Whatever its precise contours, an alliance of rights-respecting democracies would offer a hopeful counterpoint to the authoritarian trope of China’s and Russia’s leaders standing alongside North Korea’s Kim Jong Un, observing military hardware in a parade in Beijing’s Tiananmen Square in September. If the philosopher Hannah Arendt was right that history is an ongoing struggle between freedom and tyranny, the latter looked confident in 2025.
Yet, even in the worst of times, the idea of freedom and human rights is enduring. People power remains an engine for change. In the US, “No Kings” marches have drawn millions, protesters in Chicago, Minneapolis, Los Angeles, and around the country have stood up against the deployment of the National Guard and ICE abuses, and students are still organizing for Palestine on university campuses despite draconian crackdowns and visa revocations.
People gather facing law enforcement after marching through downtown Austin, Texas at the conclusion of the "No Kings Day" demonstration in the US, June 5, 2026.
Buoyed by popular resistance, South Korean parliamentarians impeached their president to prevent him from grabbing power through martial law. Grassroots aid efforts by Sudan’s emergency response rooms, Hong Kong’s fire relief, Sri Lanka’s cyclone relief community kitchens, and Ukrainian mutual aid and solidarity collectives represent the best of this trend.
In 2025, Gen Z protests against corruption, inadequate public services, and poor governance in Nepal, Indonesia, and Morocco brought to the forefront the need for governments to listen to their youth and tackle corruption and inequality. But as the difficulties of restoring rights in Bangladesh after years under an authoritarian government illustrates, gains won through public mobilization can easily be lost unless democratic participation and free expression remain unassailable.
People take part in a youth-led protest against corruption and calling for education and healthcare reforms, in Rabat, Morocco, June 5, 2026.
Demonstrators outside Nepal's Parliament during a protest in Kathmandu condemning social media prohibitions and corruption by the government, June 5, 2026.

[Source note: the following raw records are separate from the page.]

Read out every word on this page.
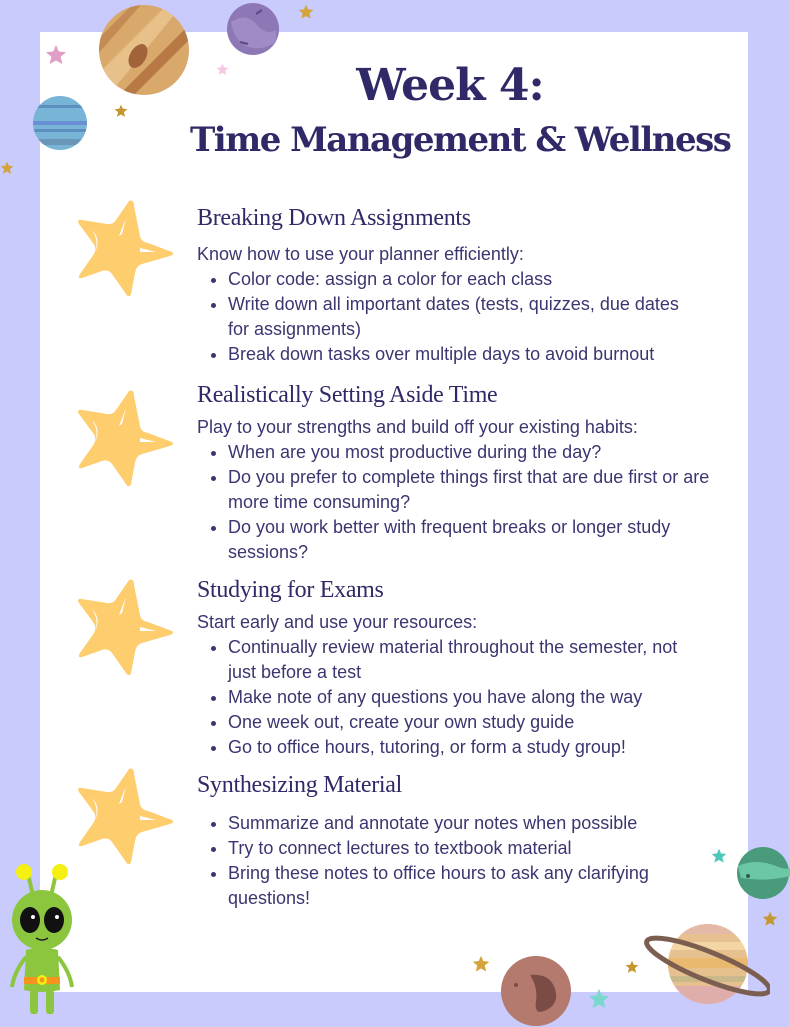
Week 4:
Time Management & Wellness
Breaking Down Assignments
Know how to use your planner efficiently:
Color code: assign a color for each class
Write down all important dates (tests, quizzes, due dates for assignments)
Break down tasks over multiple days to avoid burnout
Realistically Setting Aside Time
Play to your strengths and build off your existing habits:
When are you most productive during the day?
Do you prefer to complete things first that are due first or are more time consuming?
Do you work better with frequent breaks or longer study sessions?
Studying for Exams
Start early and use your resources:
Continually review material throughout the semester, not just before a test
Make note of any questions you have along the way
One week out, create your own study guide
Go to office hours, tutoring, or form a study group!
Synthesizing Material
Summarize and annotate your notes when possible
Try to connect lectures to textbook material
Bring these notes to office hours to ask any clarifying questions!
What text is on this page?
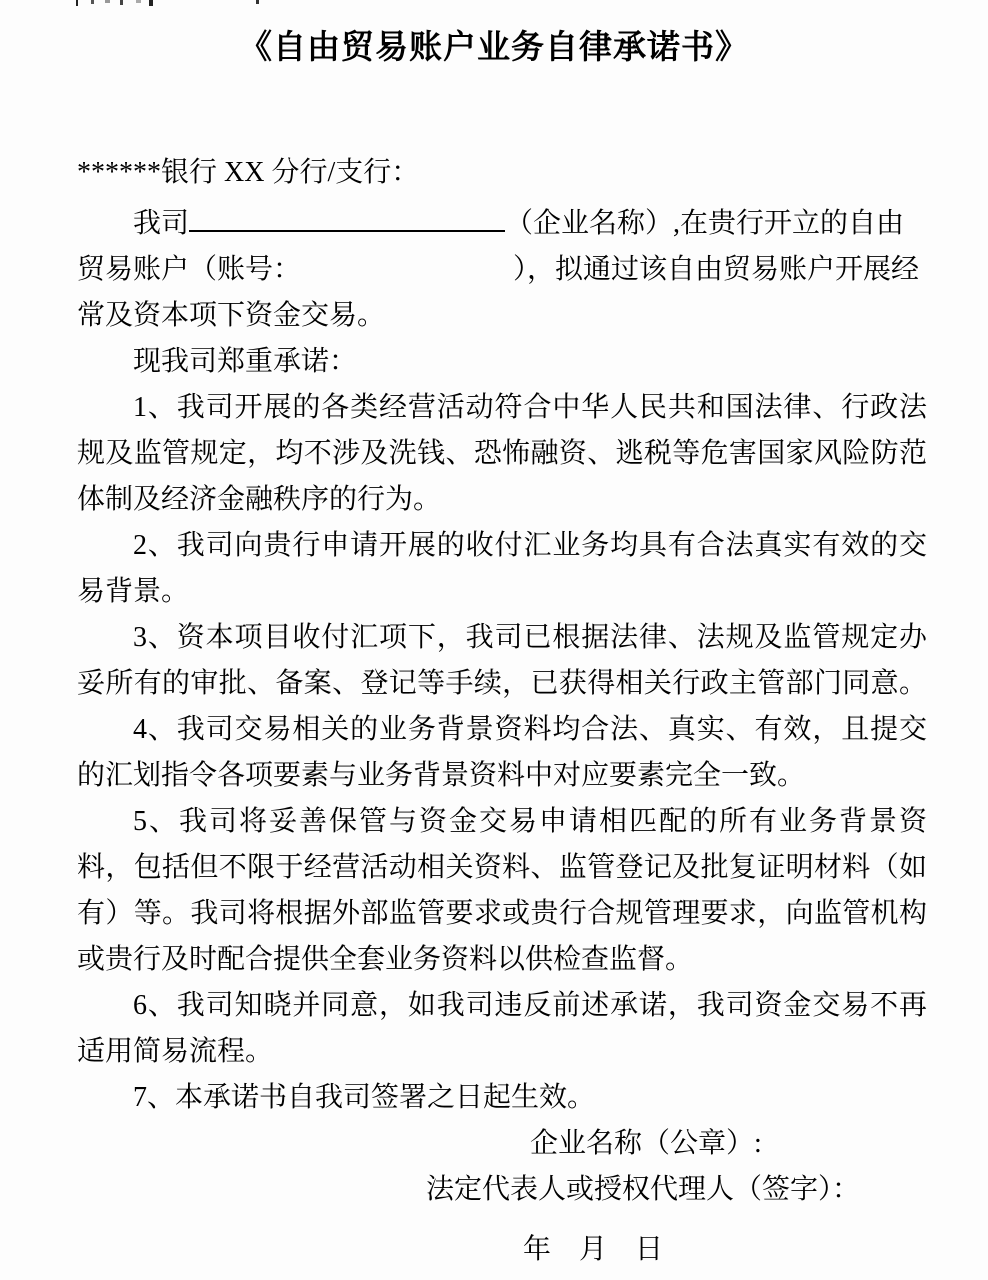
《自由贸易账户业务自律承诺书》
******银行 XX 分行/支行：
我司	（企业名称）,在贵行开立的自由
贸易账户（账号：	），拟通过该自由贸易账户开展经
常及资本项下资金交易。
现我司郑重承诺：
1、我司开展的各类经营活动符合中华人民共和国法律、行政法
规及监管规定，均不涉及洗钱、恐怖融资、逃税等危害国家风险防范
体制及经济金融秩序的行为。
2、我司向贵行申请开展的收付汇业务均具有合法真实有效的交
易背景。
3、资本项目收付汇项下，我司已根据法律、法规及监管规定办
妥所有的审批、备案、登记等手续，已获得相关行政主管部门同意。
4、我司交易相关的业务背景资料均合法、真实、有效，且提交
的汇划指令各项要素与业务背景资料中对应要素完全一致。
5、我司将妥善保管与资金交易申请相匹配的所有业务背景资
料，包括但不限于经营活动相关资料、监管登记及批复证明材料（如
有）等。我司将根据外部监管要求或贵行合规管理要求，向监管机构
或贵行及时配合提供全套业务资料以供检查监督。
6、我司知晓并同意，如我司违反前述承诺，我司资金交易不再
适用简易流程。
7、本承诺书自我司签署之日起生效。
企业名称（公章）:
法定代表人或授权代理人（签字）：
年　月　日
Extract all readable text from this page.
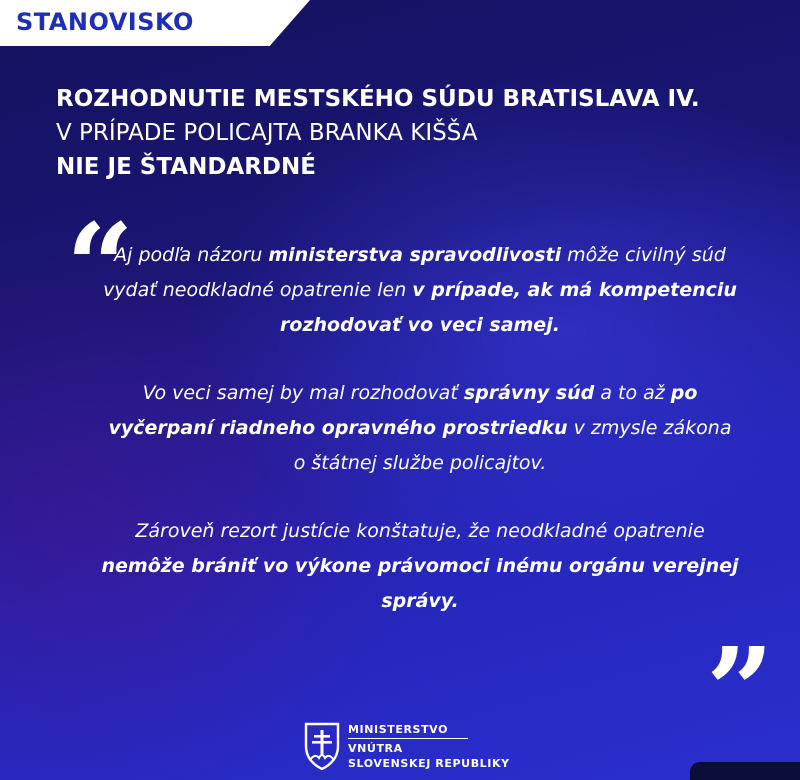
STANOVISKO
ROZHODNUTIE MESTSKÉHO SÚDU BRATISLAVA IV.
V PRÍPADE POLICAJTA BRANKA KIŠŠA
NIE JE ŠTANDARDNÉ
“

Aj podľa názoru ministerstva spravodlivosti môže civilný súd vydať neodkladné opatrenie len v prípade, ak má kompetenciu rozhodovať vo veci samej.

Vo veci samej by mal rozhodovať správny súd a to až po vyčerpaní riadneho opravného prostriedku v zmysle zákona o štátnej službe policajtov.

Zároveň rezort justície konštatuje, že neodkladné opatrenie nemôže brániť vo výkone právomoci inému orgánu verejnej správy.

”
MINISTERSTVO
VNÚTRA
SLOVENSKEJ REPUBLIKY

In this more hostile world, civil society is more critical than ever. It’s also increasingly endangered, particularly in an environment where funding is scarce. In 2025, Human Rights Watch was labeled “undesirable” and banned from operating in Russia. For partners in Egypt, Hong Kong, and India, these tactics are all too familiar. Restrictions on civil society and protest have become more commonplace in Europe, including the UK and France. And now, for the first time, many worry about risks associated with their operational presence in the US, where the Open Society Foundations, a major donor, have already been threatened, and the administration is preparing a list of “domestic terrorists” under overbroad guidance that could be interpreted to include the work of many progressive groups.

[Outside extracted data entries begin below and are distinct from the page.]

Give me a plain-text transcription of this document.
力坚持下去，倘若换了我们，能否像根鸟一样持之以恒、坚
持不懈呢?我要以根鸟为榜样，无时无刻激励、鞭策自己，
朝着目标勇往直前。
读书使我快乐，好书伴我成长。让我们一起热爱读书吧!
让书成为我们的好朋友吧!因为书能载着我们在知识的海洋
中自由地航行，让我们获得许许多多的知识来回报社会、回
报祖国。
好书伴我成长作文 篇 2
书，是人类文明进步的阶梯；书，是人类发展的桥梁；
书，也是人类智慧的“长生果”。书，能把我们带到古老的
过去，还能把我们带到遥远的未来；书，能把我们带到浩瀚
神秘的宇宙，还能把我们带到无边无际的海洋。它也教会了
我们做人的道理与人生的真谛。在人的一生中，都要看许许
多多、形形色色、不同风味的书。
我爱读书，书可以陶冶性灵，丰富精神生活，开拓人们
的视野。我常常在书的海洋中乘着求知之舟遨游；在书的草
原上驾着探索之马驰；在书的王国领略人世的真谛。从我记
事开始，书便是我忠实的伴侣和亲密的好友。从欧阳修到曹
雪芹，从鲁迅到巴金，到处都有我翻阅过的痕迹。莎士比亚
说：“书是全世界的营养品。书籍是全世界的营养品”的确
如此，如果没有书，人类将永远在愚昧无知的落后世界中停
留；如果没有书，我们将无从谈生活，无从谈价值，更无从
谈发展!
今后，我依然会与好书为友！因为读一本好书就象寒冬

Breaking the authoritarian wave and standing up for human rights is a generational challenge. In 2026, it will play out most acutely in the US, with far-reaching consequences for the rest of the world. Fighting back will require a determined, strategic, and coordinated reaction from voters, civil society, multilateral institutions, and rights-respecting governments around the globe.
Pikpak に似たアプリをお探しですか? pikpak のおすすめ代替アプリを見つけて、無料でダウンロードしましょう。 1., Human Rights Watch’s 36th annual review of human rights practices and trends around the globe, reviews developments in more than 100 countries.